The study also shows that healthcare and social security system are the two important proximate determinants
of COVID performance, with the former being the most important one. The overall governance system
affects the COVID performance both directly and through its influence on the healthcare and social protec-
tion systems. The paper notes that unique, country-specific factors can play an important role, though this
role is mediated through the above three determinants. The study also shows that inequalities with respect
to income, access to healthcare, and coverage of social protection can be an additional factor driving up
the number of COVID cases and deaths. At the same time, the impact of COVID aggravates pre-existing
inequalities, so that a vicious cycle characterizes the relationship between COVID and inequality.

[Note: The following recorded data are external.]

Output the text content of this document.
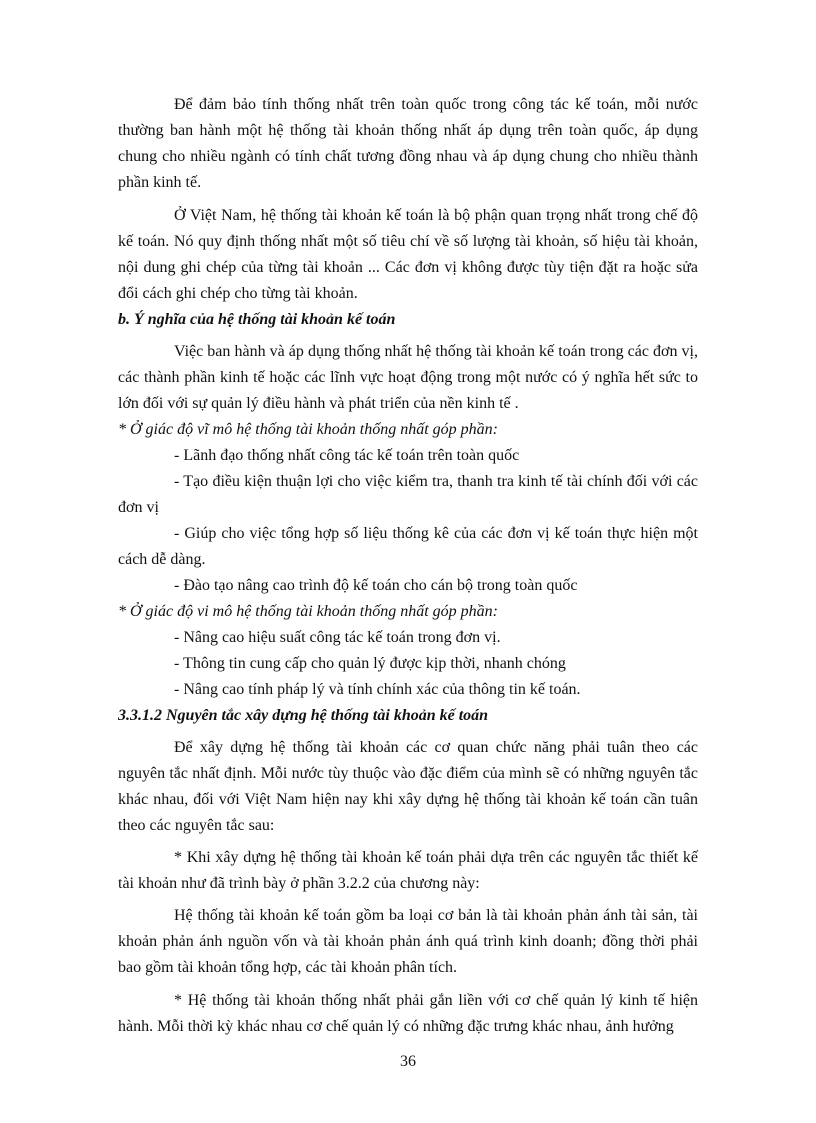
Để đảm bảo tính thống nhất trên toàn quốc trong công tác kế toán, mỗi nước thường ban hành một hệ thống tài khoản thống nhất áp dụng trên toàn quốc, áp dụng chung cho nhiều ngành có tính chất tương đồng nhau và áp dụng chung cho nhiều thành phần kinh tế.

Ở Việt Nam, hệ thống tài khoản kế toán là bộ phận quan trọng nhất trong chế độ kế toán. Nó quy định thống nhất một số tiêu chí về số lượng tài khoản, số hiệu tài khoản, nội dung ghi chép của từng tài khoản ... Các đơn vị không được tùy tiện đặt ra hoặc sửa đổi cách ghi chép cho từng tài khoản.

b. Ý nghĩa của hệ thống tài khoản kế toán

Việc ban hành và áp dụng thống nhất hệ thống tài khoản kế toán trong các đơn vị, các thành phần kinh tế hoặc các lĩnh vực hoạt động trong một nước có ý nghĩa hết sức to lớn đối với sự quản lý điều hành và phát triển của nền kinh tế .

* Ở giác độ vĩ mô hệ thống tài khoản thống nhất góp phần:

- Lãnh đạo thống nhất công tác kế toán trên toàn quốc

- Tạo điều kiện thuận lợi cho việc kiểm tra, thanh tra kinh tế tài chính đối với các đơn vị

- Giúp cho việc tổng hợp số liệu thống kê của các đơn vị kế toán thực hiện một cách dễ dàng.

- Đào tạo nâng cao trình độ kế toán cho cán bộ trong toàn quốc

* Ở giác độ vi mô hệ thống tài khoản thống nhất góp phần:

- Nâng cao hiệu suất công tác kế toán trong đơn vị.

- Thông tin cung cấp cho quản lý được kịp thời, nhanh chóng

- Nâng cao tính pháp lý và tính chính xác của thông tin kế toán.

3.3.1.2 Nguyên tắc xây dựng hệ thống tài khoản kế toán

Để xây dựng hệ thống tài khoản các cơ quan chức năng phải tuân theo các nguyên tắc nhất định. Mỗi nước tùy thuộc vào đặc điểm của mình sẽ có những nguyên tắc khác nhau, đối với Việt Nam hiện nay khi xây dựng hệ thống tài khoản kế toán cần tuân theo các nguyên tắc sau:

* Khi xây dựng hệ thống tài khoản kế toán phải dựa trên các nguyên tắc thiết kế tài khoản như đã trình bày ở phần 3.2.2 của chương này:

Hệ thống tài khoản kế toán gồm ba loại cơ bản là tài khoản phản ánh tài sản, tài khoản phản ánh nguồn vốn và tài khoản phản ánh quá trình kinh doanh; đồng thời phải bao gồm tài khoản tổng hợp, các tài khoản phân tích.

* Hệ thống tài khoản thống nhất phải gắn liền với cơ chế quản lý kinh tế hiện hành. Mỗi thời kỳ khác nhau cơ chế quản lý có những đặc trưng khác nhau, ảnh hưởng

36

The study also shows that no matter how developed a country’s healthcare, social protection, and overall gov-
ernance systems are, many weaknesses and gaps surface in the face of a pandemic. Consequently, all countries
should be ready to undertake emergency measures to overcome the weaknesses and fill the gaps.
Finally, the study shows that creating universal healthcare and social protection systems should be taken up
as an urgent task by all countries, including low-income, developing countries. COVID has shown that the
global public healthcare system can be only as strong as it is in the weakest country. Consequently, it is in the
enlightened interest of developed countries to help developing countries to strengthen their public heathcare
systems. The study also points to reduction of inequality as an important task for mitigation of the effects of
future epidemics and pandemics.
Despite the wide range of experiences covered in this study, the investigation of the issues considered in this
paper can be extended further by bringing under examination the COVID experience of more countries.

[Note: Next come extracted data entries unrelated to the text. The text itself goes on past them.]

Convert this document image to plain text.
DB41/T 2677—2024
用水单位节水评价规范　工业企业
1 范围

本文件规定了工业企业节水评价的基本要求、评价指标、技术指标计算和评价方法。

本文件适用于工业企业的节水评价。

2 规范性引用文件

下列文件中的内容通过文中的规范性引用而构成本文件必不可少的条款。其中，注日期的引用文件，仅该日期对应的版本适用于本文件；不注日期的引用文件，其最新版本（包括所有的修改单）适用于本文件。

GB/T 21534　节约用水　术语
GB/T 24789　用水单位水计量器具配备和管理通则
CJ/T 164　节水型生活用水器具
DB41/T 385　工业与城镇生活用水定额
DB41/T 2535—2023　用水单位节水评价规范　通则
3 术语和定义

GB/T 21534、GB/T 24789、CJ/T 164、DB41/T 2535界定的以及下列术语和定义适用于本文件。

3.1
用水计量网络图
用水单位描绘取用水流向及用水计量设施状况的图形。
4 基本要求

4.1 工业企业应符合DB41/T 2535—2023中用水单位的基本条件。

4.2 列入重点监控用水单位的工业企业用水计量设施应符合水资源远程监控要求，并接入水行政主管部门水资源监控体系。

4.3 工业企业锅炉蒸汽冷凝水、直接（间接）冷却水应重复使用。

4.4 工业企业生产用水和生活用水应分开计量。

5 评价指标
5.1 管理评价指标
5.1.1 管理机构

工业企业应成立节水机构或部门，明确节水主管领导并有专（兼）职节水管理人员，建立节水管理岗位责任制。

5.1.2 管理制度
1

Such extensions can proceed in different directions. First, qualitative and case studies, as conducted in this
paper, may be extended to other countries. Second, quantitative analysis, including a regression framework,
may be conducted using data from a larger number of countries. There is a trade-off between the insights
that in-depth qualitative studies generate and the statistical inferences that quantitative studies produce. Both
have their merits and demerits. Future studies of both these strands can enrich our understanding of how best
to avoid and confront pandemics such as COVID and other zoonotic pandemics that, according to many
scientists, will become more frequent unless important corrections are made soon in human interaction with
nature (Andersen, 2020).
48
VARIATIONS IN COVID S TR ATEGIES: DE TERMINANTS AND LESSONS
Endnotes
1 The first confirmed case in Germany came (on January 27) by way of a woman from Shanghai who contracted the virus in
China from relatives visiting from Wuhan. The woman then spread the virus to several of her colleagues in Germany during a
work trip. Even then, officials considered the arrival of the virus as a manageable and containable peril.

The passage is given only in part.